Neal Armstrong. Summary of 25 September 2012 B.C. CTF Round Table, Q. 10, 2012-0457591C6 under Treaties - Art. 4.
Notwithstanding the cancellation of IT-133, CRA still considers shares to be disposed of on the settlement date as determined by the rules of the applicable stock exchange, which may be two or three days after the trade date.
After a three-year hiatus, the Rulings Directorate is again prepared to review rulings requests respecting the classification (e.g., as corporation, trust, partnership or co-ownership) of foreign entities.
Neal Armstrong. Summary of 30 October 2012 Ontario CTF Round Table, 2012-0463021C6 under s. 248(1) - corporation.
35% share component for Hecla acquisition of Aurizon is just shy of what's required to assure treatment as a forward triangular merger for U.S. purposes
Under a Plan of Arrangement, a B.C. "Acquireco" subsidiary of Hecla (a U.S. mining company) will first acquire all the shares of Aurizon in consideration for cash and directing the delivery of Hecla shares (with the choice between cash and Hecla shares at the Aurizon shareholders' option subject to the overall mix being 65% cash and 35% Hecla shares). Then Acquireco and Aurizon will amalgamate.
If the share component had been higher than 40%, this transaction would have qualified as a forward triangular merger for Code purposes, so that U.S. shareholders of Aurizon would only be required to recognize gain to the extent of any cash received by them. As the share component is only 35%, counsel for Aurizon indicated that it is not possible to determine with certainty that this treatment is available (and Hecla intends to take the position that the exchange is taxable).
The cash consideration will be paid by Hecla directly to the Aurizon shareholders, perhaps so that the Acquireco acquisition can come within the applicable wording of Code s. 368(a)(2)(D). Presumably this will be treated as a contribution of capital to Acquireco for Canadian purposes.

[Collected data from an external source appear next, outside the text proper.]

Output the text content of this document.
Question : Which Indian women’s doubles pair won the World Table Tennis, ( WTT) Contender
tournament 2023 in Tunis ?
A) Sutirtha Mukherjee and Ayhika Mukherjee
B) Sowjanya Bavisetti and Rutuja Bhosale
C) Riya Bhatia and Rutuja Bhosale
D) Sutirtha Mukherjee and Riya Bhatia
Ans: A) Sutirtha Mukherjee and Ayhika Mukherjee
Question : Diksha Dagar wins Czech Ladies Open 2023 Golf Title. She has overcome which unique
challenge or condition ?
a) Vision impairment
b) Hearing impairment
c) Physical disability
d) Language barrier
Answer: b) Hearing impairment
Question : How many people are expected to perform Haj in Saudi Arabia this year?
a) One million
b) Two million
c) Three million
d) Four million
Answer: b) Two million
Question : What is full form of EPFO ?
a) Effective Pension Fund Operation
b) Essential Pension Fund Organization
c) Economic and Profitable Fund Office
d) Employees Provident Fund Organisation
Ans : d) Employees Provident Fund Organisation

Neal Armstrong. Summary of Aurizon Circular under Cross-Border Megers - Inbound - Other.
The credit note rule in s. 232 provides a mechanism for reducing a Canadian registrant’s GST or HST remittance obligations when it reduces the consideration for a supply. CRA found that this mechanism was not available when a U.S. affiliate to which the registrant shipped crude oil decided before receiving the crude in the U.S. that the crude was excess to its needs, so that the crude was effectively returned. CRA construed this as instead being a sale of the crude back to the Canadian registrant, so that the U.S. affiliate (which also was registered) was required to charge GST to the Canadian registrant if the crude that was to be returned was still in Canada.
The distinction between this scenario and a conventional returned goods situation seems quite subtle, so that there may be uncertainty as to the availability of the s. 232 mechanism in the latter scenario.

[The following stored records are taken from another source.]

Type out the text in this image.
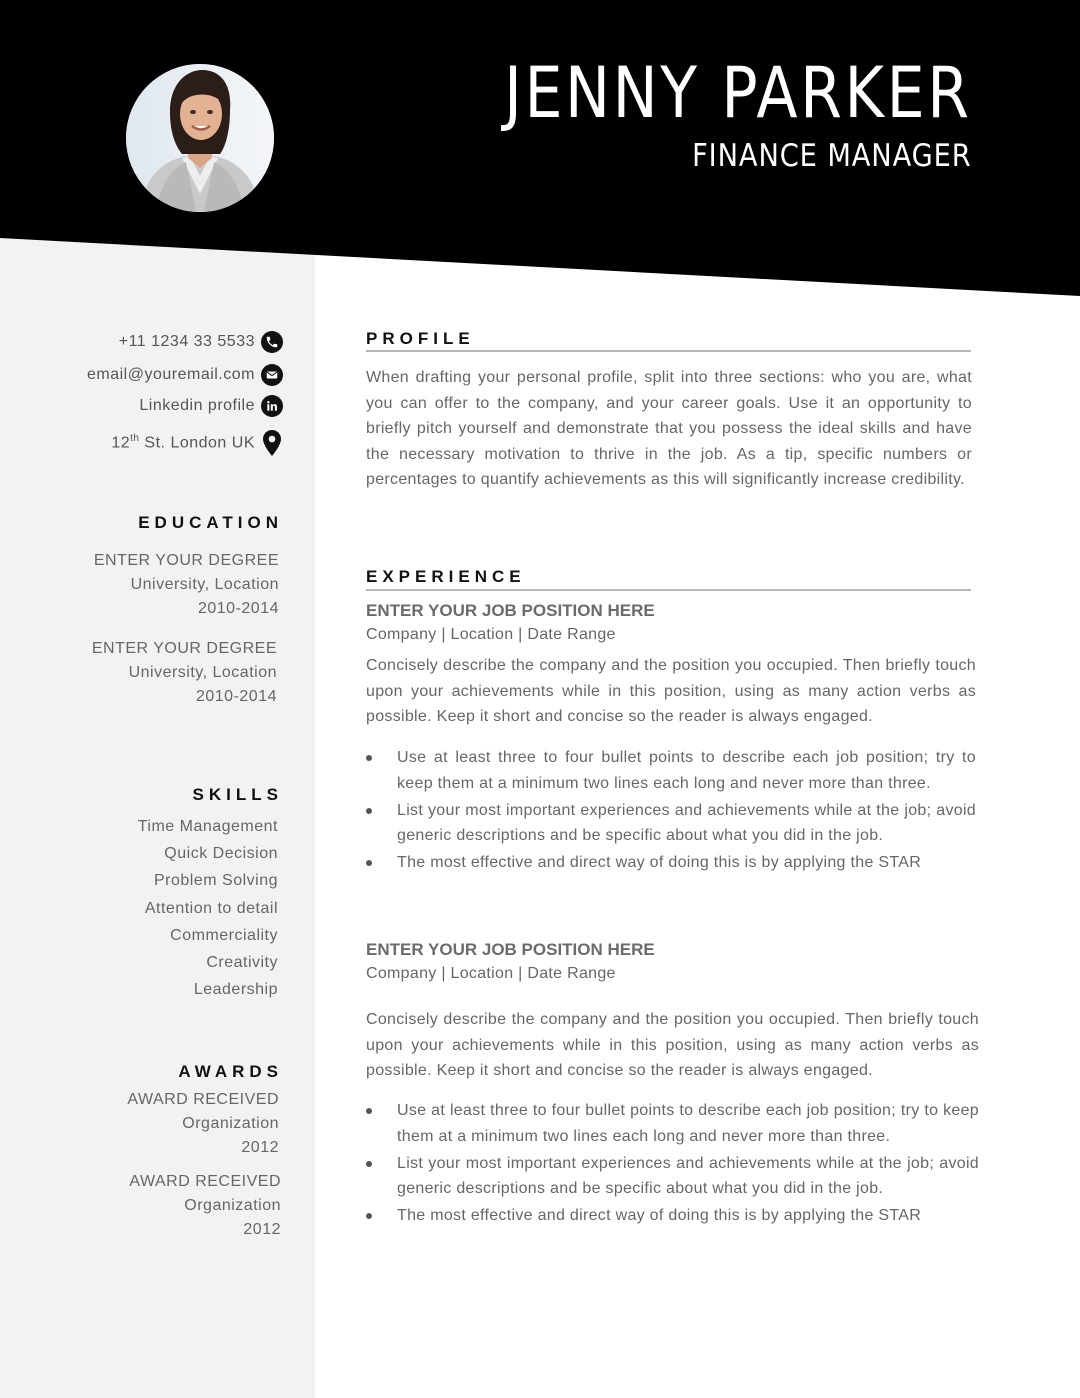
JENNY PARKER
FINANCE MANAGER
+11 1234 33 5533
email@youremail.com
Linkedin profile
12th St. London UK
EDUCATION
ENTER YOUR DEGREE
University, Location
2010-2014
ENTER YOUR DEGREE
University, Location
2010-2014
SKILLS
Time Management
Quick Decision
Problem Solving
Attention to detail
Commerciality
Creativity
Leadership
AWARDS
AWARD RECEIVED
Organization
2012
AWARD RECEIVED
Organization
2012
PROFILE
When drafting your personal profile, split into three sections: who you are, what you can offer to the company, and your career goals. Use it an opportunity to briefly pitch yourself and demonstrate that you possess the ideal skills and have the necessary motivation to thrive in the job. As a tip, specific numbers or percentages to quantify achievements as this will significantly increase credibility.
EXPERIENCE
ENTER YOUR JOB POSITION HERE
Company | Location | Date Range
Concisely describe the company and the position you occupied. Then briefly touch upon your achievements while in this position, using as many action verbs as possible. Keep it short and concise so the reader is always engaged.
Use at least three to four bullet points to describe each job position; try to keep them at a minimum two lines each long and never more than three.
List your most important experiences and achievements while at the job; avoid generic descriptions and be specific about what you did in the job.
The most effective and direct way of doing this is by applying the STAR
ENTER YOUR JOB POSITION HERE
Company | Location | Date Range
Concisely describe the company and the position you occupied. Then briefly touch upon your achievements while in this position, using as many action verbs as possible. Keep it short and concise so the reader is always engaged.
Use at least three to four bullet points to describe each job position; try to keep them at a minimum two lines each long and never more than three.
List your most important experiences and achievements while at the job; avoid generic descriptions and be specific about what you did in the job.
The most effective and direct way of doing this is by applying the STAR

CRA considers that the s. 44.1 rollover is not available to shares issued to a discretionary trust, distributed to a beneficiary and then sold
An individual "other than a trust" who disposes of shares which qualified as eligible small business corporation shares "of" the individual at the time of their issuance will be eligible for rollover treatment if replacement shares are acquired and a host of other conditions are satisfied.

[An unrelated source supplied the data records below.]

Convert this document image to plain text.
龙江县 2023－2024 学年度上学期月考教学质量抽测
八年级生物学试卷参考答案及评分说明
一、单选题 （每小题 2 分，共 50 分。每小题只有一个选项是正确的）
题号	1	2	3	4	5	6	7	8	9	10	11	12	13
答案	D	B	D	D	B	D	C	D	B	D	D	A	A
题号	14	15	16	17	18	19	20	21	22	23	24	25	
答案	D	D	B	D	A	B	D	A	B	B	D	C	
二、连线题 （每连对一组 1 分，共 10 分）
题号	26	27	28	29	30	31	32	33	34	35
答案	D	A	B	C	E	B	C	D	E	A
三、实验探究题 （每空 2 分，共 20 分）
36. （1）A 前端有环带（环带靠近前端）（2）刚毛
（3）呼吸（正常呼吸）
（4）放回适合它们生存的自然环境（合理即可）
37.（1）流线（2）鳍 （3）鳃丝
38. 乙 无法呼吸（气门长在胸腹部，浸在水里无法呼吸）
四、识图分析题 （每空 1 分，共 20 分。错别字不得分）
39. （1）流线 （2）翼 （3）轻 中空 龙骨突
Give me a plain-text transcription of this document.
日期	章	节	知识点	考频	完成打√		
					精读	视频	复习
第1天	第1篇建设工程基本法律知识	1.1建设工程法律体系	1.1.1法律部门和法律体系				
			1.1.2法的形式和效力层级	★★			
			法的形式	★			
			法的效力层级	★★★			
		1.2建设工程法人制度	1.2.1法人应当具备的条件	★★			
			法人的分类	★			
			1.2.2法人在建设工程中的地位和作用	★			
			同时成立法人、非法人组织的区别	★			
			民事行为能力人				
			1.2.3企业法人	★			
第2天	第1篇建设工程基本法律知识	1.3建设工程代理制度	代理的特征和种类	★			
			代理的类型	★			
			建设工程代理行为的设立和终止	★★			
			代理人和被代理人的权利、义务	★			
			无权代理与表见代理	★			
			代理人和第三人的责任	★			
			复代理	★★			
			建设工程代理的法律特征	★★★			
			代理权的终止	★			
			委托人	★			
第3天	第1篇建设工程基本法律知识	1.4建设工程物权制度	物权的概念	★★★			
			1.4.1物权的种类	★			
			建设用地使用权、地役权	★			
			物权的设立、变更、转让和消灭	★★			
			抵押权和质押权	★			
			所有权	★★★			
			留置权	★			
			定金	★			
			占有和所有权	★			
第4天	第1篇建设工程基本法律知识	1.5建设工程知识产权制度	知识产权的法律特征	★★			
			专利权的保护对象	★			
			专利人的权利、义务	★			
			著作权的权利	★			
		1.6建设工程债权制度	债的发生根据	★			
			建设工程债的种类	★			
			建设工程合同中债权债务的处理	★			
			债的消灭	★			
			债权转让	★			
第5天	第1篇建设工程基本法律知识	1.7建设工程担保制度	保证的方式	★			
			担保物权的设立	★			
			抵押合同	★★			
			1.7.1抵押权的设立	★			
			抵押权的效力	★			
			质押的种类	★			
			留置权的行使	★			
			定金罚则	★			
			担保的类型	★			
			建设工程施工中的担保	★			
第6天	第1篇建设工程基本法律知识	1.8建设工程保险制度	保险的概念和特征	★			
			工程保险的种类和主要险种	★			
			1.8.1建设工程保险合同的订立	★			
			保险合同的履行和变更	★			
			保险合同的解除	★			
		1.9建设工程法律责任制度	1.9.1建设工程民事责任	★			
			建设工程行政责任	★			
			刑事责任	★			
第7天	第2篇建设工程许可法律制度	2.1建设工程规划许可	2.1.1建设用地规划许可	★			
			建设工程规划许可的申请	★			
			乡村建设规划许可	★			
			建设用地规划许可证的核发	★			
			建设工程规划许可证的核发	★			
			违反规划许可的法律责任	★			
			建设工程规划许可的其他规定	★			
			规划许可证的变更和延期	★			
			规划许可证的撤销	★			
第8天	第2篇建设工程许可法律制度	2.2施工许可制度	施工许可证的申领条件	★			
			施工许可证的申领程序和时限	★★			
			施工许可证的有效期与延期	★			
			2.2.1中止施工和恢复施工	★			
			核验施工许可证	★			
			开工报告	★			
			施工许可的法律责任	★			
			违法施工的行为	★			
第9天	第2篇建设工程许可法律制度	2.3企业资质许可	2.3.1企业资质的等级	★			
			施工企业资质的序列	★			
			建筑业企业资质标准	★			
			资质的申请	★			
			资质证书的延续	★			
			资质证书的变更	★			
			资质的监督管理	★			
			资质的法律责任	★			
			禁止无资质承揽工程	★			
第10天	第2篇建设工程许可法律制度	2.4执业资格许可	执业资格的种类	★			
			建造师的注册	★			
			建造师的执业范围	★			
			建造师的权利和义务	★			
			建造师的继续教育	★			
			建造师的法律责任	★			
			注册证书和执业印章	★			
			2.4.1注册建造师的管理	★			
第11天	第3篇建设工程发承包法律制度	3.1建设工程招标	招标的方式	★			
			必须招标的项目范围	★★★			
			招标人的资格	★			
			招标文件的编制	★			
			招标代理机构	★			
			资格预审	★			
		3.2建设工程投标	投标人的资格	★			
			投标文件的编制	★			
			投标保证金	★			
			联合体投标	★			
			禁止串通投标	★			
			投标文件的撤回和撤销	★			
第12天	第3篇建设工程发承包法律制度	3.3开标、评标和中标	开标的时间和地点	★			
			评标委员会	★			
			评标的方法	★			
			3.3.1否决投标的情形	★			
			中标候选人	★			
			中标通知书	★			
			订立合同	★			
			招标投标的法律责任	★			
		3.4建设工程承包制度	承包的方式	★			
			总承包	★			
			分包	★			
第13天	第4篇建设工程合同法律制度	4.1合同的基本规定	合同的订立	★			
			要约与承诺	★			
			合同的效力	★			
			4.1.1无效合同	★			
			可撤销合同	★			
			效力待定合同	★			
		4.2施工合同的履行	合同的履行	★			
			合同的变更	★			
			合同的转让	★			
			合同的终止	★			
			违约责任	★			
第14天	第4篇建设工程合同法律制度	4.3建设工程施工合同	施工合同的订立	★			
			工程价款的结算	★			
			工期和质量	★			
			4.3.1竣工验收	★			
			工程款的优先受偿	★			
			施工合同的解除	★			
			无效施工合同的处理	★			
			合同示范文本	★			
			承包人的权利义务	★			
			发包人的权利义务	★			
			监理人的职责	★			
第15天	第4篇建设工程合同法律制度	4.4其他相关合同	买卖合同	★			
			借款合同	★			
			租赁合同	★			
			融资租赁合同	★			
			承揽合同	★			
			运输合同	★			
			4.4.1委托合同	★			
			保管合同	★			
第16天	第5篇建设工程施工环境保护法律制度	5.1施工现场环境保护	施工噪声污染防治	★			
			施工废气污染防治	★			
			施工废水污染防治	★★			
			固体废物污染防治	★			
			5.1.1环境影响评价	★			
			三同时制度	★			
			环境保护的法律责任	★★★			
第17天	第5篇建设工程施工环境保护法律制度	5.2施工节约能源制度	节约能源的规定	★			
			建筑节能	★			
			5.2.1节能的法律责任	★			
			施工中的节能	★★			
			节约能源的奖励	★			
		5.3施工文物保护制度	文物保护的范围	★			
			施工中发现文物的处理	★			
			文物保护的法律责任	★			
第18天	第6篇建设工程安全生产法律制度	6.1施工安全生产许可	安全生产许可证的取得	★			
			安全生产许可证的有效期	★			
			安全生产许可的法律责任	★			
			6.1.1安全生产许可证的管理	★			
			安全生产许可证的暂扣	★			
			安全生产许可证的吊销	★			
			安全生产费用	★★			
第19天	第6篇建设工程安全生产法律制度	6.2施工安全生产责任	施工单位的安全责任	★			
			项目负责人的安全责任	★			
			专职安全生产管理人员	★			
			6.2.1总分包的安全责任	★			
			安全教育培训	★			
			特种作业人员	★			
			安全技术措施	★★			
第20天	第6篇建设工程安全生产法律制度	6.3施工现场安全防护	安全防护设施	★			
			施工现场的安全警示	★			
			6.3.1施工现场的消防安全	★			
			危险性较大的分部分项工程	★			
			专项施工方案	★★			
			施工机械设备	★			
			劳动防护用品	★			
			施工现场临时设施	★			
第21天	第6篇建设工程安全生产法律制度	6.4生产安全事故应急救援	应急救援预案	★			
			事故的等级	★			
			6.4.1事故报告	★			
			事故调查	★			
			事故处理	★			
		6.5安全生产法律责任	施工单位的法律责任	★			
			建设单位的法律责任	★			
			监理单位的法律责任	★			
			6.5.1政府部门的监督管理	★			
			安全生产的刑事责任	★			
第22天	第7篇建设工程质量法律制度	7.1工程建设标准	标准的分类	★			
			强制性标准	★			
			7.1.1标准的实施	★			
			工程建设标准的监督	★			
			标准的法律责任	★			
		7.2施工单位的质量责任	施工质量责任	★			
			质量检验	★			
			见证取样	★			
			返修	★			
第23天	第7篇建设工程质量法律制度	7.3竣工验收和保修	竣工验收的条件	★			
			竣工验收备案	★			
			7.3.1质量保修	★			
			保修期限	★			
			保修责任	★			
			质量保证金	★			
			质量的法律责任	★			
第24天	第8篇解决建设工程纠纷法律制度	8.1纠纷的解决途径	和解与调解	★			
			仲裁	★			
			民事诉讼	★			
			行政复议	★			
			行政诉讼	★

CRA considers that shares which were issued to a family trust and later distributed to a beneficiary will not qualify for the rollover treatment on a subsequent sale of those shares by the beneficiary. This is a reasonable interpretation: the beneficial interest of the individual in a trust (at least provided that it is not vested in possession) likely falls short of those shares qualifying as shares "of" the individual when they are issued to the trust.